Ce modèle s’appuierait sur le concept de souveraineté qui ne serait pas l’isolement mais plutôt vu comme un développement endogène encré sur les valeurs et réalités africaines qui seront adoptées au monde contemporain. La souveraineté sera vue comme un socle de développement mais également comme un moyen de développer la résilience et de restaurer la dignité des peuples africains pour faire face aux défis contemporains liés à l’économie, à la sécurité et aux changements climatiques.
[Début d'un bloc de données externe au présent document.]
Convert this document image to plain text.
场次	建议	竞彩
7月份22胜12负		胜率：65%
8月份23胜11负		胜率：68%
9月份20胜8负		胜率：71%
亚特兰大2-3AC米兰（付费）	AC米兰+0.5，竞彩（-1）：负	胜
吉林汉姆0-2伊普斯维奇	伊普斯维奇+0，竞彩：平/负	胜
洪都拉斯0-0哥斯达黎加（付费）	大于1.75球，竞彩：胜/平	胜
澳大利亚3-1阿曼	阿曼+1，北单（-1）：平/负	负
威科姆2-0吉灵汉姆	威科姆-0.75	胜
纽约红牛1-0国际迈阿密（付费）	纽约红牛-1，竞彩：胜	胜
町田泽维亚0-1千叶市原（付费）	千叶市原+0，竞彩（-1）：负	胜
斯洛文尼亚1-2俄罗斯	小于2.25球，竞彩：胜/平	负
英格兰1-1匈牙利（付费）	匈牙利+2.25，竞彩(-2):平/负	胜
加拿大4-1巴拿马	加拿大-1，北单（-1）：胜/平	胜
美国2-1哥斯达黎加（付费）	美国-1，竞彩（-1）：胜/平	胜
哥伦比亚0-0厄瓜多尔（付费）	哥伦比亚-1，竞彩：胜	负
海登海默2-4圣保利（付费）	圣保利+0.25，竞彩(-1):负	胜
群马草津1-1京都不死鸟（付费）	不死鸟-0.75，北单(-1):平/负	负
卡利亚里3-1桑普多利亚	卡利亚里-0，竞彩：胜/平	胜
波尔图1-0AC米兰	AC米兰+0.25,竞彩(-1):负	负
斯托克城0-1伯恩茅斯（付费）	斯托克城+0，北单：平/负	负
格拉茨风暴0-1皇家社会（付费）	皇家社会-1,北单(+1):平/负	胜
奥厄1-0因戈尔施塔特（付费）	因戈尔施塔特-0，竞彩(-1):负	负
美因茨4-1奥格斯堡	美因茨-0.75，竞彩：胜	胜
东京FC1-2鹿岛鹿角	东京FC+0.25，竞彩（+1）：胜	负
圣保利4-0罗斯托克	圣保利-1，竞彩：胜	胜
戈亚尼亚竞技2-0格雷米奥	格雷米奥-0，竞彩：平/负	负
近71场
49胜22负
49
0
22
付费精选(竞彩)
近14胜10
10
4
Un modèle qui va aussi se baser sur le non-alignement par rapport aux grandes puissances qui dominent le monde. Il s’agira dans ce cas d’adopter une posture de coopération sélective et équilibrée avec tous les partenaires. Un dialogue sera engagé avec toutes les grandes puissances sur des bases d’intérêts mutuels , sans soumission à leurs agendas géopolitiques. La coopération sud/sud sera renforcée en vue de renforcer la formation d’un bloc de pays non-alignés .
Dans ce modèle des zones économiques spéciales seront créées pour attirer les investissements tout en valorisant les ressources locales y compris les ressources humaines notamment.
Une monnaie commune sera créée après la création de la fédération des États . Cette monnaie sera basée sur un panier de ressources ( par exemple l’or, l’uranium , le coton, le lithium)pour stabiliser l’économie.
Une armée fédérale sera créée et aura comme mission surtout de faire face au terrorisme et aux conflits internes qui constituent aujourd’hui la plus grande menace pour les pays africains.
En conclusion ce nouveau modèle alternatif de développement africain que nous proposons est fondée sur la conviction que le développement ne peut être durable que s’il est endogène , adapté aux réalités locales et soutenu par une souveraineté totale sur les choix économiques , politiques et culturels .
En s’appuyant sur la richesse des valeurs africaines , tout en adoptant une posture de non-alignement les pays de l’AES peuvent non seulement répondre à leurs défis internes mais aussi inspirer d’autres pays africains à les suivre dans cette voie.
Cependant la réussite de ce modèle dépendra d’une forte mobilisation populaire,d’un leadership visionnaire et d’une gestion pragmatique des ressources et des partenariats.
On ne doit insulter personne, on doit donner l’exemple dans la gestion des ressources publiques, on doit dialoguer avec tout le monde et prêcher la paix et le travail.
L’AES doit communiquer suffisamment pour dire qu’elle n’est contre aucun pays, ni aucune personne son seul objectif c’est de défendre les intérêts de son peuple et d’apporter le bonheur et la prospérité à tous ses citoyens tout en contribuant à la paix et à la sécurité dans le monde ainsi qu’au bonheur de l’humanité.
Réflexion du citoyen lambda retraité.